SINGAPORE - Three clinics have been served notices for making Community Health Assist Scheme (Chas) claims for consultations and treatments that were not performed.
The clinics - Bedok Day & Night Clinic, Jurong Day & Night Clinic and MW Medical Centre at Cross Street - will have their Chas accreditation suspended if they do not provide a satisfactory explanation to the Ministry of Health (MOH) in two weeks, MOH said in a press release on Tuesday (May 9).
MOH's audits of the clinics' claims revealed that the three clinics had made numerous non-compliant Chas claims, including claims for consultations and treatments that were not performed.
Chas is a scheme that provides subsidies for medical and dental care for Singaporeans from lower to middle-income households and Pioneer Generation citizens.
If their Chas participation is suspended, doctors at the clinics can continue to provide medical treatment, but will not be able to submit Chas claims on behalf of their patients.
MOH in its release said it takes a serious view of such errant practices and has referred the cases to the police. It will also be referring the doctors suspected of being involved to Singapore Medical Council for further investigations.
Chas was introduced by MOH in 2012 and provides subsidised care at about 950 General Practitioner and 700 dental clinics islandwide to about 1.3 million Singaporeans who hold Chas or Pioneer Generation cards.
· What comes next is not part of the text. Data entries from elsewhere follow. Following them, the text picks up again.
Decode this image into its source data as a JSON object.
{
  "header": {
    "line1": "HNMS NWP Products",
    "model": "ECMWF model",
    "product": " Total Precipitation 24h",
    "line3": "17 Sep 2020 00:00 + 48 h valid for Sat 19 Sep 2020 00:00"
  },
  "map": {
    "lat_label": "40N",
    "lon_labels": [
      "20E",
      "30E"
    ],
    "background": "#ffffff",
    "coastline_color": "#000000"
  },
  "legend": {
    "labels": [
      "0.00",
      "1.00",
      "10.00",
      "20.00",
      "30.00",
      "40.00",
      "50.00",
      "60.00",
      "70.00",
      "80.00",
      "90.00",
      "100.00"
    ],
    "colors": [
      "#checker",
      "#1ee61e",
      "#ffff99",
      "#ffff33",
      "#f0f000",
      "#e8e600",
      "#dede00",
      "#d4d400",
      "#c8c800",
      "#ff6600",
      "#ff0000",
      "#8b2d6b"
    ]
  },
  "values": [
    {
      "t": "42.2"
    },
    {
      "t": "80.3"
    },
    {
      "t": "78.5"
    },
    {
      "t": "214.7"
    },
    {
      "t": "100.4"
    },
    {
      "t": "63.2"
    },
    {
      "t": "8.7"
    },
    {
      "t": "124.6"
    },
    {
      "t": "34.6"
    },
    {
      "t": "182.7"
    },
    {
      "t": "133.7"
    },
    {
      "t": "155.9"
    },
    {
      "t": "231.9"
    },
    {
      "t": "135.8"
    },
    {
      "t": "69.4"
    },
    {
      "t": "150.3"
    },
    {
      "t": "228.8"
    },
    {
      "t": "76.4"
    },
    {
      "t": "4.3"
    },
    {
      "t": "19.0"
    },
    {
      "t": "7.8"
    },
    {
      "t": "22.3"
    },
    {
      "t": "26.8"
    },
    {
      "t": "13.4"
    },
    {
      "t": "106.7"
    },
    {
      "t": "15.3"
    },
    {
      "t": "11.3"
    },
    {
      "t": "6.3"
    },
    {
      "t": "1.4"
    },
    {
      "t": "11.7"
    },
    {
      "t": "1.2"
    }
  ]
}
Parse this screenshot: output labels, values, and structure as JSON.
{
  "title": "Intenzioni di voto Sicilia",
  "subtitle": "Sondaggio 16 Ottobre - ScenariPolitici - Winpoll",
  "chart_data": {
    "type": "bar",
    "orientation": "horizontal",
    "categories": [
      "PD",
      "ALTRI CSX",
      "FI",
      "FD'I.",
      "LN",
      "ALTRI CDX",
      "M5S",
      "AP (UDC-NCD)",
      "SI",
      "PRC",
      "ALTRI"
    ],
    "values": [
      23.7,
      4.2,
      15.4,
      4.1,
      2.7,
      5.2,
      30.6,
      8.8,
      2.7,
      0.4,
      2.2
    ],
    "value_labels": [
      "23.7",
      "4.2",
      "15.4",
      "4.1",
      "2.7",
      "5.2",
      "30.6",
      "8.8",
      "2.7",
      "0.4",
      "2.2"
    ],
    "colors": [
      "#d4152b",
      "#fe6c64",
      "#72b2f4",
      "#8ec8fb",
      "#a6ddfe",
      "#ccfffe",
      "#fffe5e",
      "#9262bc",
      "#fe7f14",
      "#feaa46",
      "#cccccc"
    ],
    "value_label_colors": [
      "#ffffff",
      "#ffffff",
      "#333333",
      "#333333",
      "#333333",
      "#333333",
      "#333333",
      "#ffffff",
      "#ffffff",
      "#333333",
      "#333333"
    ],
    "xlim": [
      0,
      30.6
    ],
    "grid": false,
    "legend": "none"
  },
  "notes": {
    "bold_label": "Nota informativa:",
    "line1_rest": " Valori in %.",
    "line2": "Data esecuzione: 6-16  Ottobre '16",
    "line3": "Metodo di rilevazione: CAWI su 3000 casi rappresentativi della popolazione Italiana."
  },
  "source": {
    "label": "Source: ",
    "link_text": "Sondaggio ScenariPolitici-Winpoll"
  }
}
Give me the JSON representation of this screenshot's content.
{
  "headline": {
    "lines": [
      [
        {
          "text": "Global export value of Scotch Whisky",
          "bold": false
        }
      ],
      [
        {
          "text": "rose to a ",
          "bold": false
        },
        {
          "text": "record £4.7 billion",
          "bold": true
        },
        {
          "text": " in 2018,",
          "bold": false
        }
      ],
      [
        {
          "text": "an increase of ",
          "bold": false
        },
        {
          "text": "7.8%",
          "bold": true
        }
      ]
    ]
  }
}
MOH in its release encouraged Chas patients to check with their doctors and dentists if they have queries about their bills. Those who find any suspicious or unusual claims can contact MOH at 1800-225-4122.
To check the Chas claims submitted by a clinic, log into the "MY CHAS" module on the Chas website at www.chas.sg, or call the Chas hotline at 1800-275-2427.
Associate Professor Benjamin Ong, director of medical services, said Chas has helped make subsidised primary care more accessible, and Chas claims submitted by clinics are closely monitored by MOH.
"The majority of our Chas clinics comply with the rules and guidelines," he said. "When there are cases of significant non-compliance, MOH will not hesitate to take action."
He reminded doctors of their duty to adhere to the highest standard of professionalism and to always act in the best interest of the patient.
"The Singapore Medical Council's Ethical Code and Ethical Guidelines state that doctors cannot abuse the doctor-patient relationship for personal gain," he said.